El funcionamiento de una cámara digital se basa en su chip CCD que sustituye a la película de la cámara tradicional. El CCD, o dispositivo acoplado por carga, basa su funcionamiento en la separación de cargas que se produce en un material semiconductor cuando la luz lo atraviesa. En un CCD existen líneas formadas por pocillos en los que se acumulan estas cargas; cuanto más tiempo esté un pocillo expuesto al bombardeo de los fotones que forman la luz, más carga en forma de electrones libres acumulará. En un CCD se hace que las cargas se desplacen de un pocillo al siguiente, de forma que al final de cada línea del CCD se puede recoger, secuencialmente, la carga acumulada en los sucesivos pocillos. De este modo, una matriz de pocillos CCD, permite leer la cantidad de luz incidente en cada píxel de la imagen línea por línea.
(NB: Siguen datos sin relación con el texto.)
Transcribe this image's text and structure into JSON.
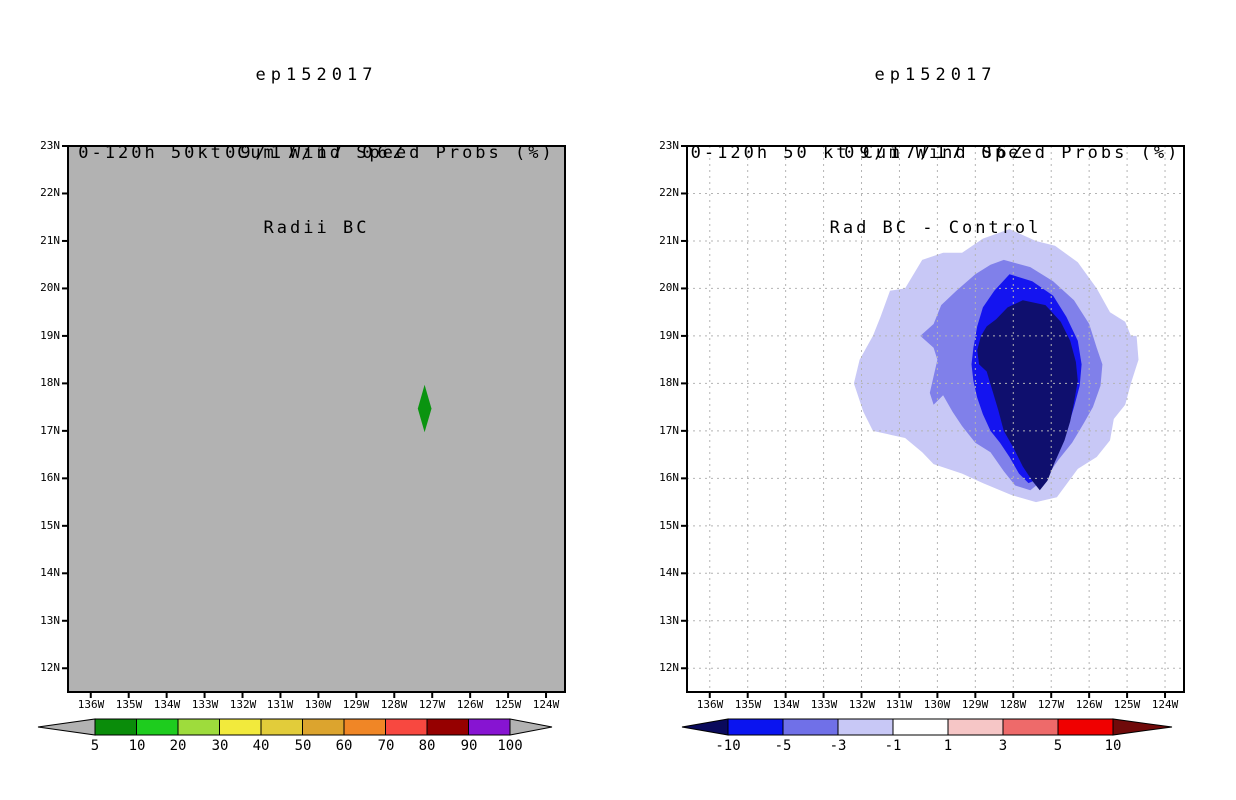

En la actualidad, los sensores CMOS tienden a remplazar a los CCD. La ventaja de los CMOS es que usan técnicas baratas de fabricación, permiten acceder rápidamente al contenido de cada píxel y consumen menos energía que los CCD; el inconveniente es que todavía son menos eficientes y más ruidosos que los CCD.
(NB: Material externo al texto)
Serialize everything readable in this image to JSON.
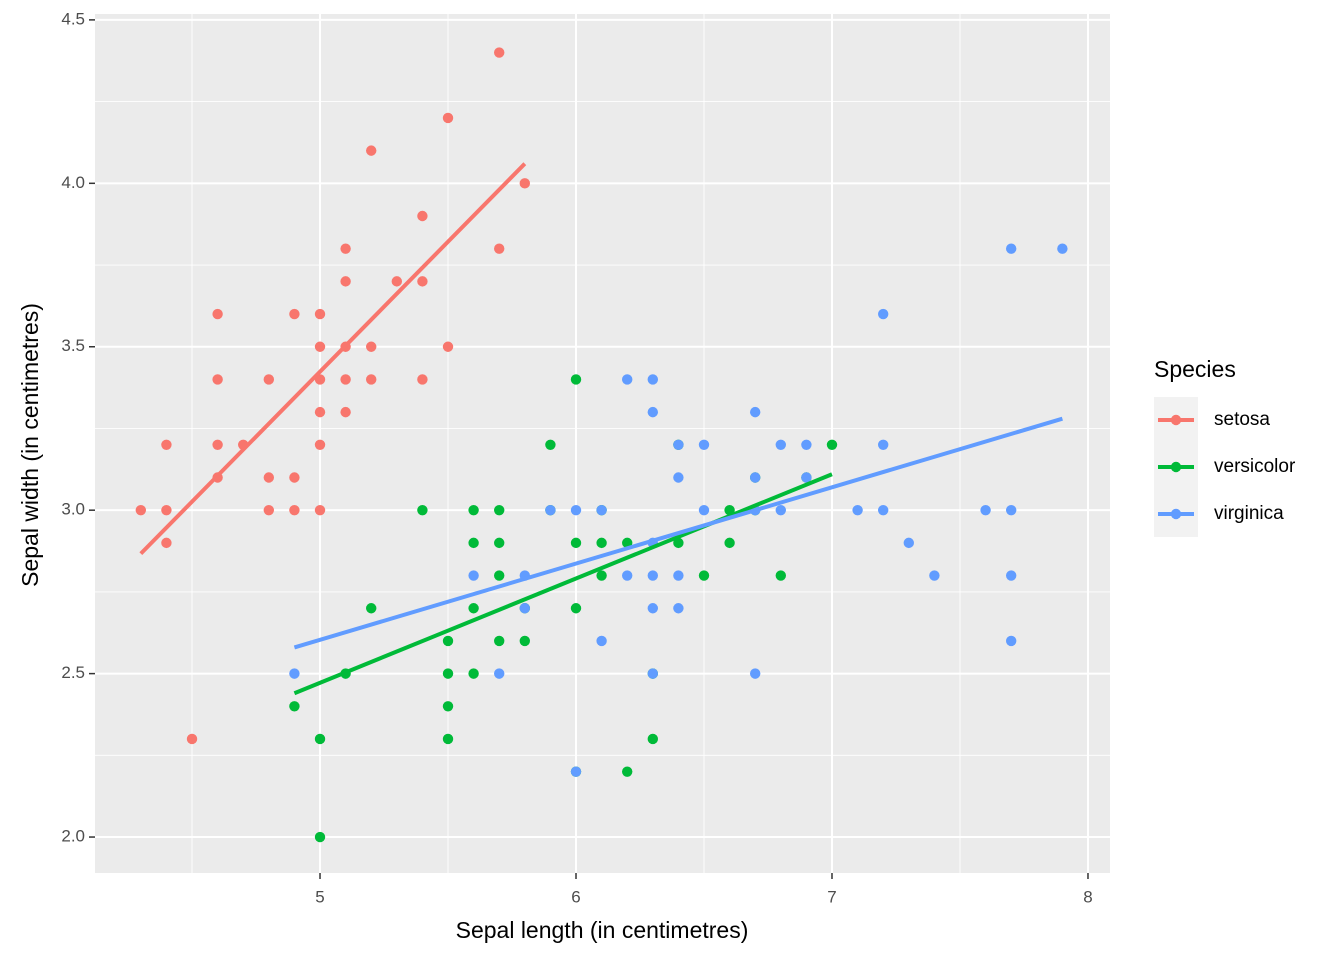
{
  "chart_data": {
    "type": "scatter",
    "x_label": "Sepal length (in centimetres)",
    "y_label": "Sepal width (in centimetres)",
    "legend_title": "Species",
    "legend_position": "right",
    "grid": true,
    "xlim": [
      4.121,
      8.086
    ],
    "ylim": [
      1.89,
      4.518
    ],
    "xticks": [
      5,
      6,
      7,
      8
    ],
    "yticks": [
      {
        "value": 2,
        "label": "2.0"
      },
      2.5,
      {
        "value": 3,
        "label": "3.0"
      },
      3.5,
      {
        "value": 4,
        "label": "4.0"
      },
      4.5
    ],
    "series": [
      {
        "name": "setosa",
        "color": "#F8766D",
        "x": [
          4.3,
          4.4,
          4.4,
          4.4,
          4.5,
          4.6,
          4.6,
          4.6,
          4.6,
          4.7,
          4.8,
          4.8,
          4.8,
          4.9,
          4.9,
          4.9,
          5.0,
          5.0,
          5.0,
          5.0,
          5.0,
          5.0,
          5.1,
          5.1,
          5.1,
          5.1,
          5.1,
          5.2,
          5.2,
          5.2,
          5.3,
          5.4,
          5.4,
          5.4,
          5.5,
          5.5,
          5.7,
          5.7,
          5.8
        ],
        "values": [
          3.0,
          3.2,
          3.0,
          2.9,
          2.3,
          3.6,
          3.4,
          3.2,
          3.1,
          3.2,
          3.4,
          3.1,
          3.0,
          3.6,
          3.1,
          3.0,
          3.6,
          3.5,
          3.4,
          3.3,
          3.2,
          3.0,
          3.8,
          3.7,
          3.5,
          3.4,
          3.3,
          4.1,
          3.5,
          3.4,
          3.7,
          3.9,
          3.7,
          3.4,
          4.2,
          3.5,
          4.4,
          3.8,
          4.0
        ],
        "fit_x": [
          4.3,
          5.8
        ],
        "fit_y": [
          2.867,
          4.06
        ]
      },
      {
        "name": "versicolor",
        "color": "#00BA38",
        "x": [
          4.9,
          5.0,
          5.0,
          5.1,
          5.2,
          5.4,
          5.5,
          5.5,
          5.5,
          5.5,
          5.6,
          5.6,
          5.6,
          5.6,
          5.7,
          5.7,
          5.7,
          5.7,
          5.8,
          5.8,
          5.9,
          5.9,
          6.0,
          6.0,
          6.0,
          6.0,
          6.1,
          6.1,
          6.1,
          6.2,
          6.2,
          6.3,
          6.3,
          6.4,
          6.4,
          6.5,
          6.6,
          6.6,
          6.7,
          6.7,
          6.8,
          6.9,
          7.0
        ],
        "values": [
          2.4,
          2.3,
          2.0,
          2.5,
          2.7,
          3.0,
          2.6,
          2.5,
          2.4,
          2.3,
          3.0,
          2.9,
          2.7,
          2.5,
          3.0,
          2.9,
          2.8,
          2.6,
          2.7,
          2.6,
          3.2,
          3.0,
          3.4,
          2.9,
          2.7,
          2.2,
          3.0,
          2.9,
          2.8,
          2.9,
          2.2,
          2.5,
          2.3,
          2.9,
          3.2,
          2.8,
          3.0,
          2.9,
          3.1,
          3.0,
          2.8,
          3.1,
          3.2
        ],
        "fit_x": [
          4.9,
          7.0
        ],
        "fit_y": [
          2.44,
          3.11
        ]
      },
      {
        "name": "virginica",
        "color": "#619CFF",
        "x": [
          4.9,
          5.6,
          5.7,
          5.8,
          5.8,
          5.9,
          6.0,
          6.0,
          6.1,
          6.1,
          6.2,
          6.2,
          6.3,
          6.3,
          6.3,
          6.3,
          6.3,
          6.3,
          6.4,
          6.4,
          6.4,
          6.4,
          6.5,
          6.5,
          6.7,
          6.7,
          6.7,
          6.7,
          6.8,
          6.8,
          6.9,
          6.9,
          7.1,
          7.2,
          7.2,
          7.2,
          7.3,
          7.4,
          7.6,
          7.7,
          7.7,
          7.7,
          7.7,
          7.9
        ],
        "values": [
          2.5,
          2.8,
          2.5,
          2.8,
          2.7,
          3.0,
          3.0,
          2.2,
          3.0,
          2.6,
          3.4,
          2.8,
          3.4,
          3.3,
          2.9,
          2.8,
          2.7,
          2.5,
          3.2,
          3.1,
          2.8,
          2.7,
          3.2,
          3.0,
          3.3,
          3.1,
          3.0,
          2.5,
          3.2,
          3.0,
          3.2,
          3.1,
          3.0,
          3.6,
          3.2,
          3.0,
          2.9,
          2.8,
          3.0,
          3.8,
          3.0,
          2.8,
          2.6,
          3.8
        ],
        "fit_x": [
          4.9,
          7.9
        ],
        "fit_y": [
          2.58,
          3.28
        ]
      }
    ]
  }
}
Muchos aparatos electrónicos son capaces de capturar una imagen, almacenarla y transmitirla. El principio físico sigue siendo el de la fotografía tradicional, con la película fotográfica reemplazada por un chip CCD. El CCD nos proporciona esta gran cantidad de información en forma digital. Usamos imágenes de 5, 8, 10 megapíxeles. Para poder almacenarlas, en 1992 se publicó el formato JPEG que usan casi todas las cámaras y teléfonos móviles. El JPEG guarda sólo una parte de la información de la imagen: aquélla en la que se fija el ojo humano. Nuestra retina reconoce líneas y patrones periódicos. También percibe la luminosidad y la “tonalidad del color”, por separado, en vez de los tres colores rojo, verde y azul, que excitan los pigmentos fotosensibles de sus células fotosensibles (los conos y los bastones). De este modo, el JPEG guarda esta información relevante; el resto se pierde: es un formato de compresión con pérdidas. Hoy tenemos a nuestra disposición más memoria y mayores velocidades de transmisión, pero cada vez queremos manejar imágenes más grandes. Por eso se sigue trabajando en formatos de compresión, como el JPEG2000, la novísima versión del ya viejo JPEG.
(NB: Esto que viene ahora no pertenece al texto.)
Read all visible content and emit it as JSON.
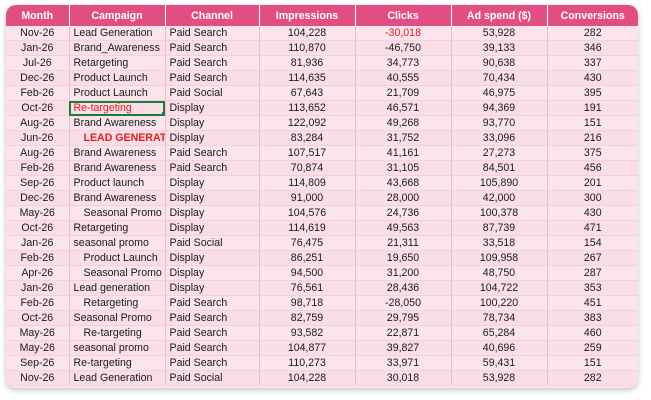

La resonancia magnética aprovecha que los núcleos atómicos se orientan dentro de un campo magnético como una brújula con el campo de la Tierra. Al introducirnos en un imán, los núcleos atómicos que forman nuestras moléculas se orientan con el campo y giran sobre sí mismos como peonzas. La frecuencia de giro es propia de cada núcleo, es decir, es diferente para el hidrógeno, para el carbono, ... En este estado, cada núcleo puede absorber una cantidad exacta de energía para pasar de su estado basal a otro excitado. Para hacer imagen, se ilumina el cuerpo con la energía que sólo excita a los núcleos de hidrógeno. Ésta se envía en forma de pulsos, es decir, en paquetes de muy corta duración. Cuando termina el pulso, los núcleos excitados vuelven a su estado basal y devuelven la energía que habían absorbido. Esta energía se capta con una antena que nos colocan en la zona a explorar: el hombro, el hígado, ... y con esta señal se reconstruye la imagen. La energía con la que se trabaja es no ionizante, es decir, no es dañina para nuestra salud.